CASB provides security software as a service, addressing cloud service risks, enforcing the security policy, threat protection, data security, and compliance with regulations. It can be implemented as software running either locally or in the cloud, and has four primary characteristics.
- Visibility: Visibility of all the processes running on the cloud and ensuring they are authorised; validation and avoiding misconfigurations.
- Compliance: Following the organisation’s own or mandated policies, like HIPAA and PCI.
- Threat prevention: Allowing only authenticated and authorised users to the granular level, including multi-level approvals or multi-factor authentication.
- Data security: Protecting and encrypting sensitive data at rest and in transit. Ensuring APIs are secure.
CASB, along with next-generation secure-web gateways (SWGs), monitoring and management of web APIs, and user/entity behaviour analytics (UEBA), provides the capability to deliver static and dynamic access to the management.
CASB is evolving into a huge service known as secure access service edge (SASE) architecture. SASE combines multiple security and networking technologies to provide comprehensive web and cloud security. Security service edge (SSE) is the convergence of multiple cloud-based security services as part of a SASE architecture.
‘Structural awareness’ solutions help manage risk, and protect systems and data.
- Cloud compliance and best practices: Visualisation and continual assessment of the environment, including the ability to enforce known good standards.
- Instance and container visibility: Monitoring and protection of containers throughout their life cycle.
- Virtual private network: Secure access to applications running in a VPC for remote employees.
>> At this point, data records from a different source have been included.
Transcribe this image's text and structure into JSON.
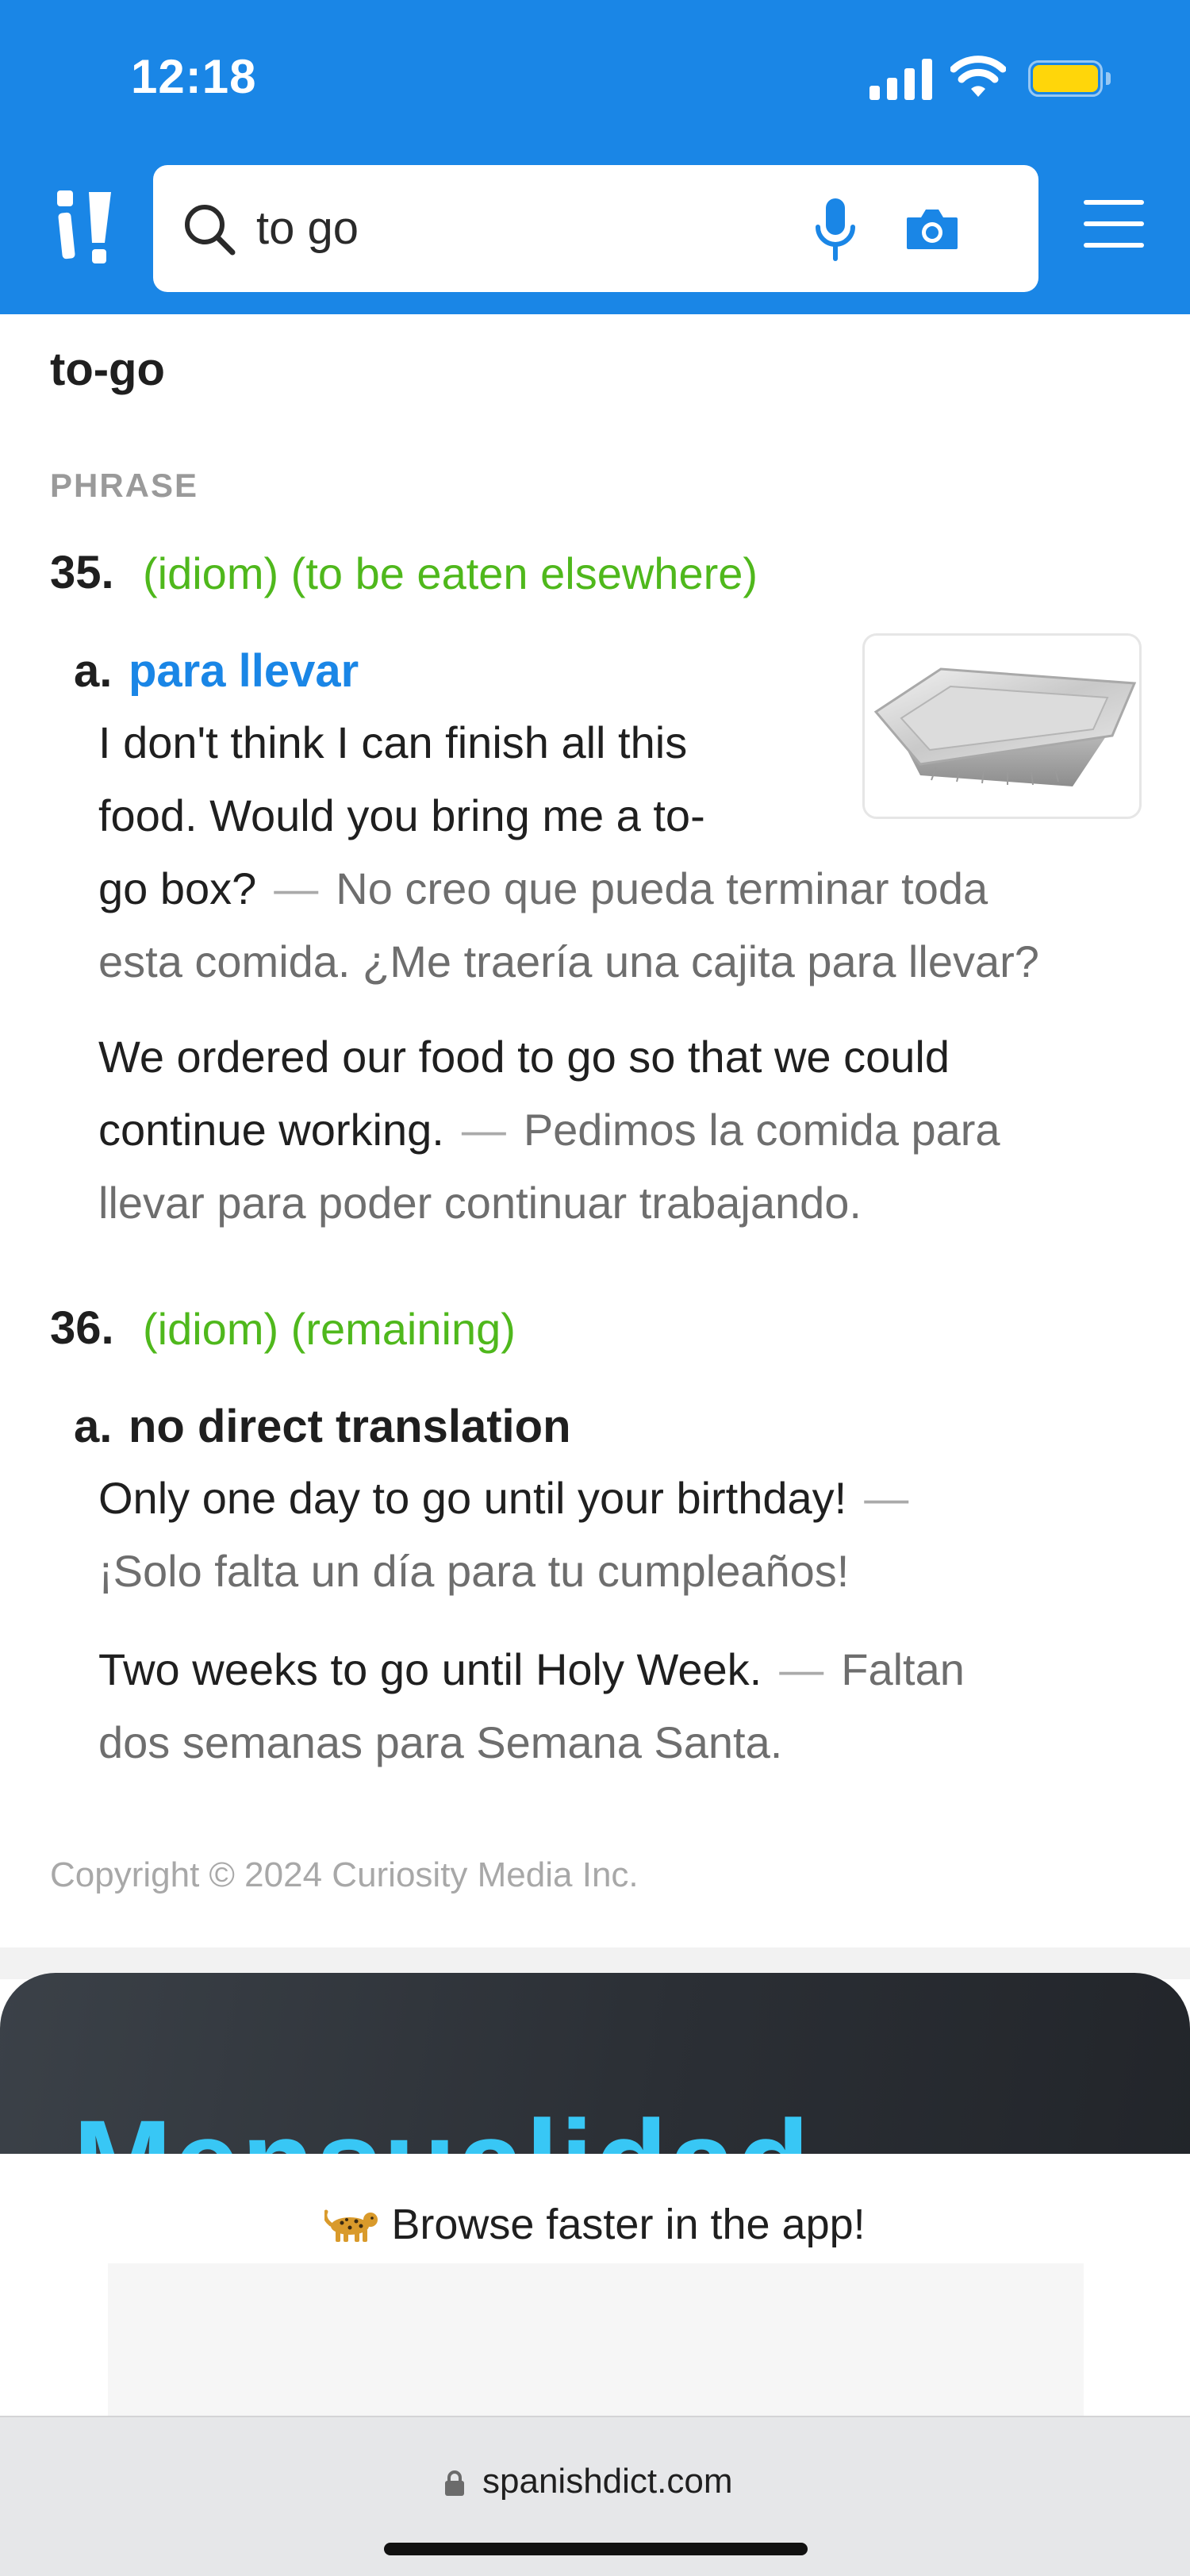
{
  "status_bar": {
    "time": "12:18",
    "icons": [
      "cellular-signal-icon",
      "wifi-icon",
      "battery-icon"
    ],
    "battery_color": "#ffd60a"
  },
  "header": {
    "background_color": "#1a86e6",
    "logo_icon": "spanishdict-logo-icon",
    "search": {
      "value": "to go",
      "icons": [
        "search-icon",
        "microphone-icon",
        "camera-icon"
      ]
    },
    "menu_icon": "hamburger-menu-icon"
  },
  "entry": {
    "headword": "to-go",
    "part_of_speech": "PHRASE",
    "senses": [
      {
        "number": "35.",
        "description": "(idiom) (to be eaten elsewhere)",
        "subsenses": [
          {
            "letter": "a.",
            "translation": "para llevar",
            "image_icon": "takeout-container-image",
            "examples": [
              {
                "en_lines": [
                  "I don't think I can finish all this",
                  "food. Would you bring me a to-",
                  "go box?"
                ],
                "dash": "—",
                "es_first": "No creo que pueda terminar toda",
                "es_rest": "esta comida. ¿Me traería una cajita para llevar?"
              },
              {
                "en_lines": [
                  "We ordered our food to go so that we could",
                  "continue working."
                ],
                "dash": "—",
                "es_first": "Pedimos la comida para",
                "es_rest": "llevar para poder continuar trabajando."
              }
            ]
          }
        ]
      },
      {
        "number": "36.",
        "description": "(idiom) (remaining)",
        "subsenses": [
          {
            "letter": "a.",
            "translation": "no direct translation",
            "examples": [
              {
                "en": "Only one day to go until your birthday!",
                "dash": "—",
                "es": "¡Solo falta un día para tu cumpleaños!"
              },
              {
                "en": "Two weeks to go until Holy Week.",
                "dash": "—",
                "es_first": "Faltan",
                "es_rest": "dos semanas para Semana Santa."
              }
            ]
          }
        ]
      }
    ],
    "copyright": "Copyright © 2024 Curiosity Media Inc."
  },
  "promo": {
    "title": "Mensualidad",
    "title_color": "#38c7f5"
  },
  "app_banner": {
    "icon": "cheetah-icon",
    "text": "Browse faster in the app!"
  },
  "browser_bar": {
    "lock_icon": "lock-icon",
    "url": "spanishdict.com"
  },
  "colors": {
    "idiom_green": "#4fb81c",
    "link_blue": "#1a86e6",
    "spanish_gray": "#6e6e6e"
  }
}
- Secure data: Encryption and key management solutions to protect data and meet regulatory compliance standards.
- Vulnerability assessment and management: Visibility into the attack surface to discover and resolve security issues.
- Software composition analysis: Management of and security for open source licences.
- Operational intelligence: Aggregation and analysis of data for security, performance, and availability.
- DevSecOps: Automated and continuous process management for continuous integration and delivery of secure applications.
- Cyber risk management: Prioritised insight into the threats, vulnerabilities, and impacts of cloud assets.
- Container security: Minimal or hardened operating system that is specifically designed to run containers. Running similar security demand services on the same host limits the scope of intrusion.
- Backup: Maintaining backups ensures availability and helps to follow legal requirements such as holding information for seven years.
- Permissions: Authentication and authorisation at a granular level, and constant audits.
‘Situational awareness’ solutions detect security events and are capable of responding, recovering data, and enabling continual improvement.
- Firewalls and proxies: Provide fine-grained inspection of traffic for potential threats at both the network and application levels.
- Endpoint detection and response: Protects endpoints, including cloud workloads from zero-day and other attacks.
- Intrusion detection systems: Monitor networks and workloads for security events.
- Backup and restoration: Protects data from errors, failures, and accidental deletion.
- Disaster recovery: Provides additional flexibility to quickly recover from a disaster, ensuring that cloud workloads are available.
- Security information and event management: Ingests, correlates, and prioritises events for deeper visibility into anomalous behaviour and threat mitigation.
- Workload isolation: Provides dynamic security control for microservices, containers, and other workloads.